The diner is stunned by the response. If the proprietor is not the one ultimately responsible for the quality of service at his own inn, then who is?
In the last few decades, obtuse refusals to accept personal responsibility have become common. Take Mindy Boyd, for instance.
This Missouri woman is blaming JUUL Labs and trying to hold the company responsible for her 14-year-old daughter’s allegedly addictive vaping habit. She’s filed a class-action suit in the U.S. District Court for the Western District of Missouri, alleging that JUUL intentionally markets to teenagers.

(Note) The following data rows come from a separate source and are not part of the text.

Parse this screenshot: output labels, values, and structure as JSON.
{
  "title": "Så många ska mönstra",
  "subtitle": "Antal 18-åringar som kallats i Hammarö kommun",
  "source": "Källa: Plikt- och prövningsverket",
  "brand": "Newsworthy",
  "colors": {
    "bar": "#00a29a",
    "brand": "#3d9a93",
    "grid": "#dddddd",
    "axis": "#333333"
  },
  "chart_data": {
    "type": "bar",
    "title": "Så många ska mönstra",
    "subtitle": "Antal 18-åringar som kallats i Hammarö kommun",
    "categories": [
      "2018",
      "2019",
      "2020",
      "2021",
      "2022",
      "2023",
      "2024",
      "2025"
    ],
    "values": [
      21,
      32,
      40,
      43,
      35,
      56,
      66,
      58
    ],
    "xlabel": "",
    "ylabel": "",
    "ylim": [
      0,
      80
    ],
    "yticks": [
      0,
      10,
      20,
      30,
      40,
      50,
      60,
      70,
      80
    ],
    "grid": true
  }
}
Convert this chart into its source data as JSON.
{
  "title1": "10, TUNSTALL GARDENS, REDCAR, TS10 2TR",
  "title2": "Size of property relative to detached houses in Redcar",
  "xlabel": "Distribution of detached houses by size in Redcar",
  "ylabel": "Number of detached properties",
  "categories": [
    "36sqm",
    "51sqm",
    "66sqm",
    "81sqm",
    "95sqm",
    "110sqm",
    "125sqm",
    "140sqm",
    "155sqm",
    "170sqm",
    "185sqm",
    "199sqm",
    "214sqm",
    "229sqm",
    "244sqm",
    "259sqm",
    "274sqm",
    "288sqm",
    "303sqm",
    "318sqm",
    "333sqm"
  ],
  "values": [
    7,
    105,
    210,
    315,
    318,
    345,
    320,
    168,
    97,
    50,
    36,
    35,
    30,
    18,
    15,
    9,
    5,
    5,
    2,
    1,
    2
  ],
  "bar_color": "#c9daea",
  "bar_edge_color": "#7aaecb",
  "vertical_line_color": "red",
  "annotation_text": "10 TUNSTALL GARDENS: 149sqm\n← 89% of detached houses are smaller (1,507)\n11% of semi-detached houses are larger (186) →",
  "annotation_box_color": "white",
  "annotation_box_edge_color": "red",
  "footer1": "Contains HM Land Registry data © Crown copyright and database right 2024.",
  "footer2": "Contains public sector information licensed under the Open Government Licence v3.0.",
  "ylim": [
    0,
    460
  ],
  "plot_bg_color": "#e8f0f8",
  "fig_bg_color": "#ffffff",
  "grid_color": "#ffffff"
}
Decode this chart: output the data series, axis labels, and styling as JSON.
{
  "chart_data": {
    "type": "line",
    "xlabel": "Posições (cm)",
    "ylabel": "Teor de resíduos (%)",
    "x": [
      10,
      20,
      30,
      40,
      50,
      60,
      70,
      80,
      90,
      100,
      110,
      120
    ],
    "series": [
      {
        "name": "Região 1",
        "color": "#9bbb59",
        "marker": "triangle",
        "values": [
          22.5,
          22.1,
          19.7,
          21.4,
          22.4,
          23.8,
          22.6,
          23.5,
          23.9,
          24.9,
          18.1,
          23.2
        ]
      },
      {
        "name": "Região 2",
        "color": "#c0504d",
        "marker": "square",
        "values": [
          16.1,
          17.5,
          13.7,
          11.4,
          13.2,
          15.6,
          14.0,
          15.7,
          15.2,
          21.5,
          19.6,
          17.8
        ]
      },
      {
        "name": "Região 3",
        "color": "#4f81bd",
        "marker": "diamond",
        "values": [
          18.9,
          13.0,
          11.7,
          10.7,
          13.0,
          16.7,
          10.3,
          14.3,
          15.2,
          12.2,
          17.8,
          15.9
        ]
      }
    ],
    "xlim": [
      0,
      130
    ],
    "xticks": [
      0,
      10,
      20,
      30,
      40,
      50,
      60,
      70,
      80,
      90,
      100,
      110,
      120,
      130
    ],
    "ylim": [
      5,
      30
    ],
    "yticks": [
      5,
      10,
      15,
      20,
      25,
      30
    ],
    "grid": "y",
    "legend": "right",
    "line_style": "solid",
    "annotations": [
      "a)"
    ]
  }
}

“Our product has always only been intended to be a viable alternative for the 1 billion current adult smokers in the world,” JUUL Labs contends. “We have never marketed to youth and do not want any non-nicotine users to try our products. Last year, we launched an aggressive action plan to combat underage use as it is antithetical to our mission.”
Boyd isn’t the first parent to accuse JUUL of targeting teens with its vaping products, a charge the company strenuously denies.
“We strongly advocate for Tobacco 21 legislation,” the company affirms, “we stopped the sale of non-tobacco and non-menthol based flavored JUULpods to our traditional retail store partners, enhanced our online age-verification process, strengthened our retailer compliance program with over 2,000 secret shopper visits per month, and shut down our Facebook and Instagram accounts. . . .”
Such efforts are laudable, but irrelevant. Parents are the ones responsible for policing the behavior of their children. If Boyd doesn’t want her 14-year-old daughter to vape, she should forbid her to do so – and enforce the prohibition.